There was a time when Super Mario was voted least likely to succeed.
On Tuesday (October 18) Nintendo celebrates the 20th anniversary of the American release of the Nintendo Entertainment System, a home console that rejuvenated a home video game industry burnt out by the early '80s rise and failure of Atari and Intellivision.
But back in mid-June of 1985, with the excitement of personal computers on the rise, some thought that the release of a new games-only machine was crazy talk. Consider the opinion of one critic from the Chicago Tribune after seeing the NES at a summer tech trade show:
"Best new system that doesn't have a chance: The Nintendo Entertainment System, a dedicated game machine that features a console, two controllers and a miniature robot. The robot doesn't do anything all that exciting, but the games do deliver on their promise of 'arcade-like graphics and action.' But will anybody today really shell out $150 for a computer that can only play games?"
Last month famed Nintendo designer Shigeru Miyamoto was in a forgiving mood regarding that bad call. "A lot of people make mistakes," he said during his first U.S. public appearance (see "Nintendo Fans Swarm Mario's Father During New York Visit"). "I think we can let that one slide."
The NES launched as the Famicom — short for Family Computer — in 1983. It was the first home gaming system from Nintendo, a former trading-card company that had climbed to video game prominence on the strength of a handheld system called "Game and Watch" and a successful line of arcade games that had reached worldwide smash status with 1981's "Donkey Kong."
"We had been making arcade games up until that point," Miyamoto said. "Our objective with the Nintendo entertainment system was to create the ultimate family entertainment system for the home."
There may have been financial advantages for plunging into the home market, but Miyamoto said he also thought some of Nintendo's games might fare better when played from the couch.
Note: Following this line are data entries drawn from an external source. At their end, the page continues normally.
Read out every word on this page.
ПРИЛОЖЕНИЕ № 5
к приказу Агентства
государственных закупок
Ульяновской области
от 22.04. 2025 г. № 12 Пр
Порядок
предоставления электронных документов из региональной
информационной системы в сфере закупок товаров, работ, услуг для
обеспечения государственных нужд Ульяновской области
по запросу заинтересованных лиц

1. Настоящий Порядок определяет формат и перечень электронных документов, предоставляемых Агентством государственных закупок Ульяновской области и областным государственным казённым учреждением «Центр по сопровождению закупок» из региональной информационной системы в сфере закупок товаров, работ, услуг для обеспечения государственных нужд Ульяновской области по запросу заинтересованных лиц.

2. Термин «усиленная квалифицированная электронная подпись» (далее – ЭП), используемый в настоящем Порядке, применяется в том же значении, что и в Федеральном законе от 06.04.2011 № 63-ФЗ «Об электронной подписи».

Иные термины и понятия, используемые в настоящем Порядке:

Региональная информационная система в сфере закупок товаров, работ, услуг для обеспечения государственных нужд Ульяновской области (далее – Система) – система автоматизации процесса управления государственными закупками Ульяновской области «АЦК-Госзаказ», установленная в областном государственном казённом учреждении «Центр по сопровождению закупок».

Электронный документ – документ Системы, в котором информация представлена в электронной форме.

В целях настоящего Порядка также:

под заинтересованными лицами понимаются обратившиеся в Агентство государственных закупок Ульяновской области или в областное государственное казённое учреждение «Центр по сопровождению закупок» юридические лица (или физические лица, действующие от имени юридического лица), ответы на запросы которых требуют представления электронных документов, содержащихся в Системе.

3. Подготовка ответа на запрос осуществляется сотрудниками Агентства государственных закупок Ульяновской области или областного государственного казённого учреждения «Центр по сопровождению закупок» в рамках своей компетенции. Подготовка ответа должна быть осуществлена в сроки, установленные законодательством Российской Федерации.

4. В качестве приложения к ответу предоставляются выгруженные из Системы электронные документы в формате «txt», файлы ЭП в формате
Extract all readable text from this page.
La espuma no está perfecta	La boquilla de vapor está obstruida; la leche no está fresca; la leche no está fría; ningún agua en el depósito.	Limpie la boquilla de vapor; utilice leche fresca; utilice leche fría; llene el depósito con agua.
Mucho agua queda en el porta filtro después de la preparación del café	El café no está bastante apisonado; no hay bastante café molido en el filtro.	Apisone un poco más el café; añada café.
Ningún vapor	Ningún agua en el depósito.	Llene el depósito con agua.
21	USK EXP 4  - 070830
"At the time we had the original 'Mario Bros.' game in the arcade," he said. "That was a game where two players could play simultaneous together. And if the two players managed to cooperate, they could play for a very long time. But more often than not they found that competing with each other and stopping other people from stomping on the turtles was a lot more fun. And so people would go to the arcades and they would put a quarter in and start to play and they would start competing and it would end very quickly. We felt that wasn't the best way to play the game." At home such play styles wouldn't take all the players' quarters.
The NES launch in America was a modest affair. The system was tested in New York and didn't roll out to most of the rest of the country until 1986. Part of the system's innovation was a rectangular controller that had two action buttons and a plus-shaped pad for movement — a significant departure from the joysticks of the Atari era. The controller design would influence gamepads for decades to come.
Less lasting influences was the light-gun called the "Zapper," which led many a player to futilely trying to shoot dead the dog from "Duck Hunt"; and "R.O.B.," the robot who could be set up to play the system's second controller.
What the NES launch in America had on the one hand in Japan was an immediate introduction of what would be the era's most influential game — "Super Mario Bros." Launched in Japan in September 1985, the game quickly followed for American release. In Japan, in fact, the game was intended to be the last hurrah for the Famicom. Miyamoto said his team of designers was preparing to work on games for a new disk-based system and close the cartridge-based Famicom with a bang.
"We wanted to create the ultimate gaming experience," he said. "We wanted to take all of our experience and all of our know-how in creating cartridge-based games and plough that into making the best ultimate cartridge-based game we could make. And players could experience things that they've never experienced before and go places — whether they're below ground or above ground — in different worlds. That was the original plan, and that's how 'Super Mario Bros.' came to be."
Instead "Super Mario Bros." would cement the NES and Famicom's place as the definitive gaming console to own for another half decade. Worldwide the system sold more than 60 million units and more than 500 million games, according to Nintendo. The top sellers in the U.S. would turn out to be "Super Mario Bros. 3" — immortalized in the near-NES-infomercial 1989 Fred Savage movie "The Wizard" — followed by "Super Mario Bros. 2" and "The Legend of Zelda."
Nintendo stopped supporting the NES in 1995, by which time even its successor, the Super Nintendo, was on its way out the door. With key patents expired, outside companies are now free to keep the machine alive. A small Los Angeles company, Messiah Entertainment, has promised to release this week the NEX, a system that plays NES games and even enhances the experience with wireless controllers and the ability to play rare Japan-only Famicom games. Homebrew developers still make new games for the machine.
The NES will also see another revival of sorts next year when Nintendo's next system, codenamed the Revolution, will be released. Nintendo executives have indicated that fans will be able to download and play all of the Nintendo-made games from the NES library. They've even noted that the system's unorthodox new controller, when turned on its side, has a button configuration and form factor that clearly resembles that of the original NES (see "Nintendo Revolution Controller Unveiled, And It's Revolutionary").
The system lives on, with one caveat: Blowing on the cartridges still does not bring the games back to life.